Paris enfin n’a point de bouche publique par où s’échappe le cri fort et direct de la vérité. Elle ne tonne jamais à l’oreille du souverain ; elle sort d’une manière timide et détournée du sein du petit nombre qui, supportant moins le fardeau des maux publics, voit avec plus d’indifférence les méprises du gouvernement.

Ainsi point d’activité, point d’énergie pour les choses publiques, parce que le peuple n’a ni le droit de parler, ni d’être écouté. Il sait très bien qu’on métamorphoserait en attentat séditieux, en révolte illégitime, la contradiction la plus légère, la moindre impatience ; et il se rend simple spectateur des opérations ministérielles. Il croit que le gouvernement est, comme le cours du soleil, physiquement déterminé par une nature invariable. Aussi la stupidité et l’ignorance politique sont le caractère de la multitude à Paris, plus que dans les autres pays de l’Europe ; et je n’en excepte aucun.

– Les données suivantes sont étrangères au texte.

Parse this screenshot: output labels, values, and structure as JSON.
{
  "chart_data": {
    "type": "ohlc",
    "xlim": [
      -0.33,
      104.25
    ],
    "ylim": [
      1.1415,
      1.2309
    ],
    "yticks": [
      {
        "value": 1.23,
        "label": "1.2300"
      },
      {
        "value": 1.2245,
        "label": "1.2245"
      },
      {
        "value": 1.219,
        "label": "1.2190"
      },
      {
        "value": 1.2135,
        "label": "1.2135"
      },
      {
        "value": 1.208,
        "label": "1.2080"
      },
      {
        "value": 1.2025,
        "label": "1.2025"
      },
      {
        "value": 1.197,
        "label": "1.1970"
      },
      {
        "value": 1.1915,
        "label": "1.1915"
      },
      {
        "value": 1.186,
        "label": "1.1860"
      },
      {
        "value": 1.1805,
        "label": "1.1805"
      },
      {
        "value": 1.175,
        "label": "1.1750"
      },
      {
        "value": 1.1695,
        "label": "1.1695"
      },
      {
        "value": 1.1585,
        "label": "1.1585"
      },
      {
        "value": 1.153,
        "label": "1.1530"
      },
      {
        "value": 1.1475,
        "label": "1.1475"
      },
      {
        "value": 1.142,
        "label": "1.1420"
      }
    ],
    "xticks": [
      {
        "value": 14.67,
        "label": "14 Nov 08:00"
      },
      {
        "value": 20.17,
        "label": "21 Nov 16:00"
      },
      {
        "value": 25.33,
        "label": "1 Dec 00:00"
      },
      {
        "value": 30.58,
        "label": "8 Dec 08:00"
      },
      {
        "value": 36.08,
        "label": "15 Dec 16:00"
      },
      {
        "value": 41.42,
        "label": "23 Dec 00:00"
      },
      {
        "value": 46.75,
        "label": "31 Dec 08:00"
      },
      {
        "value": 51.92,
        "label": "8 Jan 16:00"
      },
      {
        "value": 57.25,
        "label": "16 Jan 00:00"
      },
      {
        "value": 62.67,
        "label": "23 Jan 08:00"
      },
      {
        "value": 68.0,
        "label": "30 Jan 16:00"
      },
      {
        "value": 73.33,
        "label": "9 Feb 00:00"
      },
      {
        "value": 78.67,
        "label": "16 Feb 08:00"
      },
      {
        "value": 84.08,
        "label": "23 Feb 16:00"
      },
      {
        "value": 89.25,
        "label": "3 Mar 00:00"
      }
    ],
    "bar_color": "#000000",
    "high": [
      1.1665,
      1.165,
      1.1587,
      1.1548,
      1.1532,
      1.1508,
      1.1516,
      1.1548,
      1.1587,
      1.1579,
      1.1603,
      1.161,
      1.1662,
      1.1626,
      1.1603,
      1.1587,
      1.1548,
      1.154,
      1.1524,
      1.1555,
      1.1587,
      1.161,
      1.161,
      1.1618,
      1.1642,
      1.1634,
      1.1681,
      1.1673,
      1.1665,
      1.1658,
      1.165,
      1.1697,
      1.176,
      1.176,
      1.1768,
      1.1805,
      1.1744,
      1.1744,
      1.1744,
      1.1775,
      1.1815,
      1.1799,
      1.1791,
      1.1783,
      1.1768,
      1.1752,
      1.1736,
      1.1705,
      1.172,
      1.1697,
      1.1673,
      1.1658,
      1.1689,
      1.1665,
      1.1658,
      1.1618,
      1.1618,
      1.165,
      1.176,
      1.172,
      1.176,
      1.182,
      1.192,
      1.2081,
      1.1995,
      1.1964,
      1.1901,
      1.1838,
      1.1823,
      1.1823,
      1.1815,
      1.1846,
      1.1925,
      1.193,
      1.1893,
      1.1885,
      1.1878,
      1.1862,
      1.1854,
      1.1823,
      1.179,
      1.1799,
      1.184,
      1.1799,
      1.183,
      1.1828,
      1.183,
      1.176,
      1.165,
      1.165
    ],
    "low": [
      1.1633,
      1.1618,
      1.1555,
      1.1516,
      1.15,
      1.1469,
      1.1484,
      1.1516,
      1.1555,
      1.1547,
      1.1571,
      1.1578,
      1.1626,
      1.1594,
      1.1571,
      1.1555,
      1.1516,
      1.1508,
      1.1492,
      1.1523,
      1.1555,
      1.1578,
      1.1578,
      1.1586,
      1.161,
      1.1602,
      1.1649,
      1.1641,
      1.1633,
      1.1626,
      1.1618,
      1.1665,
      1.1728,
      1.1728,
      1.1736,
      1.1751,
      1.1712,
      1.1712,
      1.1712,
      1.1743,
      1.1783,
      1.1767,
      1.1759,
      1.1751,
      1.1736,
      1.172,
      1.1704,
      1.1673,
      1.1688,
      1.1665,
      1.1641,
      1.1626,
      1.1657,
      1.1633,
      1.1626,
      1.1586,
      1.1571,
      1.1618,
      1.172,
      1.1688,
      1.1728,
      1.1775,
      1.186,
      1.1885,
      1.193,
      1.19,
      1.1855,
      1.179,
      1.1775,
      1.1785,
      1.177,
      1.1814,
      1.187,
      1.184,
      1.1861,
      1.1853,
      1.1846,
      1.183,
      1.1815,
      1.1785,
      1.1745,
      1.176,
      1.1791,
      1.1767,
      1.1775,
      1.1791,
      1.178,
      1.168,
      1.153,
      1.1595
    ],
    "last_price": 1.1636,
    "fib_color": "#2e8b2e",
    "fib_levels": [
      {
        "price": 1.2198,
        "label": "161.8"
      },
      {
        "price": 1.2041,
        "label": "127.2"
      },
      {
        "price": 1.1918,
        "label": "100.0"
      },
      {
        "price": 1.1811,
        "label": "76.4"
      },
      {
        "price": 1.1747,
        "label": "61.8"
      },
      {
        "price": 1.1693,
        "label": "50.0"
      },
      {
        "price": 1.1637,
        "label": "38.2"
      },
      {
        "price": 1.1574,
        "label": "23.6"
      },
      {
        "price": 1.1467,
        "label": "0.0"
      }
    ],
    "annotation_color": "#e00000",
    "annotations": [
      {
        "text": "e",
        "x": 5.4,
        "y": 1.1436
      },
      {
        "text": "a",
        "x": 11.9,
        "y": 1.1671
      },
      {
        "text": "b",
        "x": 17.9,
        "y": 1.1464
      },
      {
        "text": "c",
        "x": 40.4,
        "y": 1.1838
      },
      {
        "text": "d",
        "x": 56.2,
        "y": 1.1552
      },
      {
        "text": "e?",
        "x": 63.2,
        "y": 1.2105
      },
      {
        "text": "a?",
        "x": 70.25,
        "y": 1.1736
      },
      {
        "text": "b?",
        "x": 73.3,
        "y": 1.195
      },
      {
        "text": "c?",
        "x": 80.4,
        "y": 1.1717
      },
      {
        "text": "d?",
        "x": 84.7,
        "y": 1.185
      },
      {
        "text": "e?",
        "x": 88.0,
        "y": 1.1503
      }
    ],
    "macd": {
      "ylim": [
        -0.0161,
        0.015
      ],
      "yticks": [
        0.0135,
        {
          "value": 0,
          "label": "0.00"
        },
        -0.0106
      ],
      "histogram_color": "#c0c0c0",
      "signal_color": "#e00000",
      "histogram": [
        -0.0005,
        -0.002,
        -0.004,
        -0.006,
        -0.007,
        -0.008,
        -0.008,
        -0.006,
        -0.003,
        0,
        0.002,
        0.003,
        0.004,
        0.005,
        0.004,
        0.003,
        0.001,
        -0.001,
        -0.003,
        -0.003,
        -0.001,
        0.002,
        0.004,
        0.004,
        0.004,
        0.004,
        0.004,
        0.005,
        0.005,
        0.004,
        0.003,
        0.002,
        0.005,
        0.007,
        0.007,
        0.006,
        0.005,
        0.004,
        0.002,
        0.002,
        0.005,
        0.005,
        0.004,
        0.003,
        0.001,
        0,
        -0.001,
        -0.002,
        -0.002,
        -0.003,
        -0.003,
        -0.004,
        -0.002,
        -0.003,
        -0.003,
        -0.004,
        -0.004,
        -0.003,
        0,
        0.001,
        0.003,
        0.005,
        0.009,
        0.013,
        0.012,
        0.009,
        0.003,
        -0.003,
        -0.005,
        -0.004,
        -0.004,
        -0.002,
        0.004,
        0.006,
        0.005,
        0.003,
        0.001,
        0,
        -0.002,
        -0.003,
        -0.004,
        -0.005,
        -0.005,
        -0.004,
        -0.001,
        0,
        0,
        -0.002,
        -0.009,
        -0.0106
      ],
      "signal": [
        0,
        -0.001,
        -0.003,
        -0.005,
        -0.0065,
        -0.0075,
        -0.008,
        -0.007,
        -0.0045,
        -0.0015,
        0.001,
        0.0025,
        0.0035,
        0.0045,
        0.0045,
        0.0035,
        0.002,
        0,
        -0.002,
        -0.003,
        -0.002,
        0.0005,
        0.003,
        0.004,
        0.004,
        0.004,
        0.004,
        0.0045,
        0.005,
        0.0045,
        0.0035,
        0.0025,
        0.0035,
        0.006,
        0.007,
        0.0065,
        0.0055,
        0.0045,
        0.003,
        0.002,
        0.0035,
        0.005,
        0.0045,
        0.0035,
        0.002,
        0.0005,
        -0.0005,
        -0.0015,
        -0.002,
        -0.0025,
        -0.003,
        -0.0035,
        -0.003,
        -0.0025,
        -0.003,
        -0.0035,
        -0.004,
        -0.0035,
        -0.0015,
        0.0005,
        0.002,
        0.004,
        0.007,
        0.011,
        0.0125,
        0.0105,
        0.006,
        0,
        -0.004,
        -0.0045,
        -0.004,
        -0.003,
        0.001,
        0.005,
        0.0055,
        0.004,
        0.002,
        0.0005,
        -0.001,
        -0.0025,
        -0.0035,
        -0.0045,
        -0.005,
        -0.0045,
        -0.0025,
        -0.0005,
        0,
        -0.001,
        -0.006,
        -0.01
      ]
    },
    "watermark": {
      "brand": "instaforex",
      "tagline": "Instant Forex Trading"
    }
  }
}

(On ne peut donc rien imaginer de plus sot que la manière dont un bourgeois parle des puissances voisines. Il arrange tout sur l’idée du syndic de sa communauté, et il prend la hiérarchie du commissaire, du lieutenant de police et du ministre, pour le modèle de tout gouvernement. Il ne conçoit pas pourquoi des républicains se mêlent si vivement de la chose publique ; il est disposé à les regarder comme des mutins, des séditieux, qu’un roi devrait morigéner, pour les rendre plus paisibles).

Louis-Sébastien Mercier, Tableau de Paris, éd. Jean-Claude Bonnet, Paris, Mercure de France, 1994, t. I, chap. CCXXXII, p. 582-584.